By Capt. Duane Woerth, ALPA President
Air Line Pilot, April 2005, p.5
Pilots routinely react to changing conditions in flight--and are always prepared to make a course change to get to their destination. I believe that our union is arriving at just such a moment. The multiple concessionary agreements that many pilot groups have signed constitute an investment in our fragile industry. While we may not have seen the last of concessions, the age of givebacks is drawing to a close. Now, we must turn our attention to holding managements and other players, including the federal government, accountable for their duty to rebuild this industry.
They're playing with our money now, and we have a right and a stake in how they use it.
In February, the Bush administration unveiled its 2006 budget proposal. It practically shuts out the airline industry. Incredibly, the Bush administration has also launched an effort to raise per-ticket security taxes by 120 percent--adding as much as $1.5 billon annually.
Federal taxes and fees already constitute as much as 40 percent of a domestic roundtrip ticket, more than consumers pay in federal consumption taxes on alcohol, tobacco, or gasoline. No other U.S. industry subsidizes national security at this level--more than $2 billion annually. Apparently, that is not enough. The administration's proposal to raise the fee on a one-way ticket by $3 per trip leg will do real damage.
The danger is that, once again, airline managements might fail to pass on this additional cost to consumers and turn to you and your fellow workers to play the role of sacrificial lamb.
I personally called the CEOs of several of your companies and made clear that this is their political problem, but that we will pitch in. I represented ALPA on a coalition that included the Air Transport Association, which represents many airlines, to voice opposition to saddling our sagging industry with another $1.5 billion in taxes. Our efforts began to pay off immediately when all members--Republicans and Democrats--of the Senate Commerce Committee criticized the proposal during a recent hearing.
The Bush administration's 2006 budget proposal also falls far short in giving the FAA the funding it needs to modernize our nation's airspace system. The U.S. economy relies on an unrivaled national air transportation system, and air transport contributes $900 billion per year to the U.S. gross domestic product. More than 11 million jobs are tied directly to this industry.
The federal government anticipates that the number of large U.S. airports handling more than 500,000 flights per year will triple by 2025. By 2020, the Bush administration expects 18 major airports to suffer significant congestion. This will lead to more delays, reduced operations, and further revenue losses for the already burdened airlines. Your union will work with our allies in Congress to improve this proposal before it is law. And while we will work with the FAA to make the most of the FY 06 budget, the Bush administration has clearly not equipped the agency to meet the needs.
On another front, Labor Secretary Chao has rolled out a proposal for long-term pension reform. Let me be clear about this: Proposals you may hear about do not solve airline pension funding problems. What we need instead is common-sense reform that includes reasonable funding rules and long-term amortization of funding shortfalls.

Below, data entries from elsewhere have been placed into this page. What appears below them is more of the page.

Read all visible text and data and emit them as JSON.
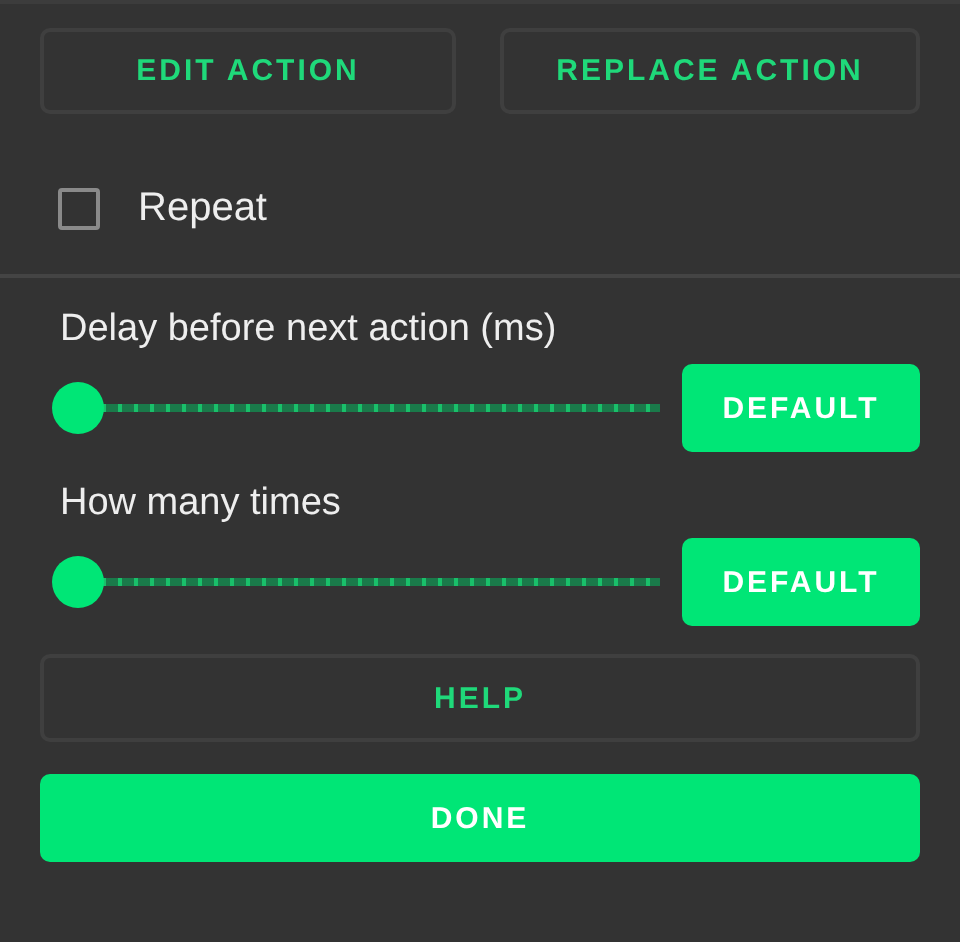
{
  "top_buttons": [
    "EDIT ACTION",
    "REPLACE ACTION"
  ],
  "repeat": {
    "label": "Repeat",
    "checked": false
  },
  "sliders": [
    {
      "label": "Delay before next action (ms)",
      "level": 0,
      "button": "DEFAULT"
    },
    {
      "label": "How many times",
      "level": 0,
      "button": "DEFAULT"
    }
  ],
  "help_button": "HELP",
  "done_button": "DONE"
}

Right now, our staff is working closely with airlines and members of Congress to put together legislation that solves the problem. I make no promises other than this: We will throw all our political weight into this fight.
None of these battles--the tax burden, airspace modernization, pension reform--can be won without every ALPA pilot being engaged. Our problems do not lie only at the feet of government. Our managements now have billions of our dollars, and we're going to watch them closely to make sure they don't squander our investment by cutting fares again and again, handing over ticket distribution to Internet wholesalers, refusing to pass on fuel costs, and mindlessly adding capacity in each other's markets.
That's why I am asking you to send messages to your managements--through your MECs--that you expect them to use your investments wisely. Otherwise, we will not hesitate to expose their failures for what they are. It's time to get moving. It's time to fight. It's time to rebuild this industry.